Benar, Elsa dan aku hanya sebatas teman. Tapi aku sudah menyukainya sejak kami berada di bangku SMP. Temanku banyak, tapi tidak ada yang senyaman Elsa. Dia selalu dapat mencairkan bosanku kala sendirian. Dia dengan leleucon garingnya selalu mampu membuatku terbahak. Dia dengan tingkah konyolnya selalu mampu membuatku merindukannya. Tapi entah kenapa aku tidak pernah berani menyatakan perasaanku, apa karena aku terlalu takut kehilangannya?

"Alfa, halooo, kamu masih disana?"

"Eh, iya, Sa, yaudah matiin gih teleponnya katanya ada petir." Aku mengindari pertanyaannya.

"Yaudah, kalo keretanya sampe SMS aku ya."

"Oke, bye."

Elsa mematikan sambungan telepon. Aku tersenyum getir. Haruskah aku mengakui perasaanku? Bagaimana jika dia menolakku? Aku akan kehilangan teman sekaligus cinta pertamaku. Aku menggelengkan kepala. Membayangkan saja membuat hatiku perih.

Dalam kegalauanku, denting SMS berbunyi.

"Yuhu, aku mau sholat dulu ya."

Segera ku ketik balasan untuk Elsa, "Oke,"

Beberapa menit kemudian kereta datang segera ku gendong tas ransel dan melangkah memasuki gerbong. Lumayan sepi, aku mendapatkan tempat duduk di dekat jendela. Segera ku ambil video dan mengirimkan multimedia ke Elsa. Dia segera membalas ku dengan mengirimkan SMS.

"Dah nyampe mana?"

"Baru aja berangkat"

"Oh, oke, ntar mau makan apa?"

"Gosah repot-repot, siapin permen lolipop aja buat Tony,"

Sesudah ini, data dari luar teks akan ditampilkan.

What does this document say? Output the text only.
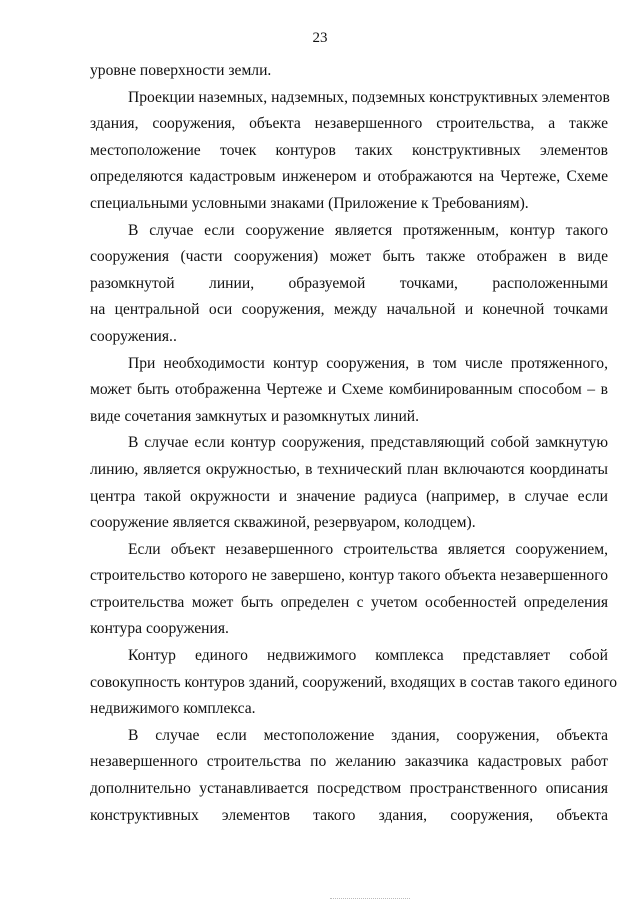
23
уровне поверхности земли.
Проекции наземных, надземных, подземных конструктивных элементов
здания, сооружения, объекта незавершенного строительства, а также
местоположение точек контуров таких конструктивных элементов
определяются кадастровым инженером и отображаются на Чертеже, Схеме
специальными условными знаками (Приложение к Требованиям).
В случае если сооружение является протяженным, контур такого
сооружения (части сооружения) может быть также отображен в виде
разомкнутой линии, образуемой точками, расположенными
на центральной оси сооружения, между начальной и конечной точками
сооружения..
При необходимости контур сооружения, в том числе протяженного,
может быть отображенна Чертеже и Схеме комбинированным способом – в
виде сочетания замкнутых и разомкнутых линий.
В случае если контур сооружения, представляющий собой замкнутую
линию, является окружностью, в технический план включаются координаты
центра такой окружности и значение радиуса (например, в случае если
сооружение является скважиной, резервуаром, колодцем).
Если объект незавершенного строительства является сооружением,
строительство которого не завершено, контур такого объекта незавершенного
строительства может быть определен с учетом особенностей определения
контура сооружения.
Контур единого недвижимого комплекса представляет собой
совокупность контуров зданий, сооружений, входящих в состав такого единого
недвижимого комплекса.
В случае если местоположение здания, сооружения, объекта
незавершенного строительства по желанию заказчика кадастровых работ
дополнительно устанавливается посредством пространственного описания
конструктивных элементов такого здания, сооружения, объекта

"Hah, masak kumbang makan lolypop?"

"Dia suka kok."

"Tuannya suka juga gak?"

"Tuannya sukanya sama yang lain,"

"Apaan?"

"Kamu,"

Kuberanikan menggodanya. Namun, lama sekali Elsa tidak membalas pesanku. Aku gelisah dibuatnya. Aku takut dia akan marah.

"Gila lu," balasnya.

Aku lega dan senyumku terkembang kala dia membalas pesanku.

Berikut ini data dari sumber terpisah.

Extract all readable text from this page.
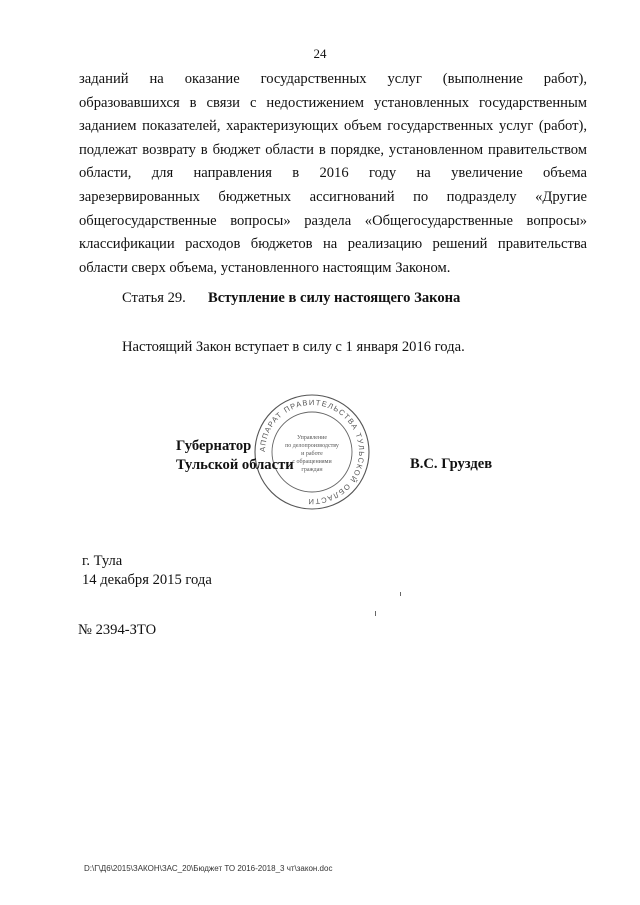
24
заданий на оказание государственных услуг (выполнение работ),
образовавшихся в связи с недостижением установленных государственным
заданием показателей, характеризующих объем государственных услуг (работ),
подлежат возврату в бюджет области в порядке, установленном правительством
области, для направления в 2016 году на увеличение объема
зарезервированных бюджетных ассигнований по подразделу «Другие
общегосударственные вопросы» раздела «Общегосударственные вопросы»
классификации расходов бюджетов на реализацию решений правительства
области сверх объема, установленного настоящим Законом.
Статья 29. Вступление в силу настоящего Закона
Настоящий Закон вступает в силу с 1 января 2016 года.
АППАРАТ ПРАВИТЕЛЬСТВА ТУЛЬСКОЙ ОБЛАСТИ
Управление
по делопроизводству
и работе
с обращениями
граждан
Губернатор
Тульской области	В.С. Груздев
г. Тула
14 декабря 2015 года
№ 2394-ЗТО
D:\Г\Д6\2015\ЗАКОН\ЗАС_20\Бюджет ТО 2016-2018_3 чт\закон.doc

"Gosah repot-repot deh, Sa, aku cuman numpang neduh aja,"  balas ku disertai emotikon tertawa.

"Emang, ayahmu gak jemput ya?"

"Enggak, ayah lagi ada urusan kata bunda. Nanti aku naik angkot aja, jadi sekalian mampir ke rumahmu."

"Oke, sipp."

Pesan demi pesan meluncur dengan manis menemani perjalananku dalam kereta. Sampai akhirnya aku turun dari kereta, sambil berlari kecil. Aku hiraukan gerimis kecil menerpa tubuhku, segera kunaiki angkot dan berhenti di depan rumahnya. Aku melihatnya berdiri di depan pagar rumahnya sedang menanti ku sambil membawa payung, wajah cantik yang selama ini aku rindukan. Setelah membayar angkot aku segera turun dan menghampirinya. Ingin ku dekap erat rasanya, tapi aku tidak berani, terlalu pengecut lebih tepatnya. Senyum manisnya terkembang. Dia mengarahkan payung pelangi itu de arahku.

"Ayo masuk," ajaknya.

Segera kami melangkah bersama memasuki rumahnya.

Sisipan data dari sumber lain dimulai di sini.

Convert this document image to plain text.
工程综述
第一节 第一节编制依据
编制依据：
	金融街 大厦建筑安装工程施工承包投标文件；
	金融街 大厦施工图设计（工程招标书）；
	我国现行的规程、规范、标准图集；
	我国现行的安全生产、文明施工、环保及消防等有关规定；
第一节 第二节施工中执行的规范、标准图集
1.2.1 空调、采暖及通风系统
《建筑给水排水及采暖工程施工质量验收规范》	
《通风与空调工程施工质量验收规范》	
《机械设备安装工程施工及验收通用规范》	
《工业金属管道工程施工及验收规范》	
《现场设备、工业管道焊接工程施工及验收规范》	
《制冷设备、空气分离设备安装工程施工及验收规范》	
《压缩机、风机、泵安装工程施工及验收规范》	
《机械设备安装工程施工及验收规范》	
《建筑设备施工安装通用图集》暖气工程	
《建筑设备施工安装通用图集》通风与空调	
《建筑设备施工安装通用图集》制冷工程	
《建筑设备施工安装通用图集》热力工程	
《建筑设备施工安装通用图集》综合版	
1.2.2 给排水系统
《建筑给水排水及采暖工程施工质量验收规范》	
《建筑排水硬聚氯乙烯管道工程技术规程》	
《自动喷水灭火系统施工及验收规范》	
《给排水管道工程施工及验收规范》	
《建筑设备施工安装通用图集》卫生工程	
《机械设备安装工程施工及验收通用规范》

Kenangan manis itu terulang nyata dalam memoriku. Membuatku tersenyum sendiri. Segera kunyalakan mobil dan pergi keluar dari area kampus. Saat aku melewati kafe tempat Elsa bekerja aku lihat dia sedang menggendong balita. Anaknya, hatiku retak lagi kali ini. Namun, aku sadar ia sudah tak mungkin lagi kumiliki. Ku fokuskan lagi pandanganku pada kemudi. Chat masuk ke ponselku.

"Kamu dimana, Mas?"  Chat dari Vania mengemblikanku pada realita. Aku tersenyum getir dan melanjutkan perjalanan.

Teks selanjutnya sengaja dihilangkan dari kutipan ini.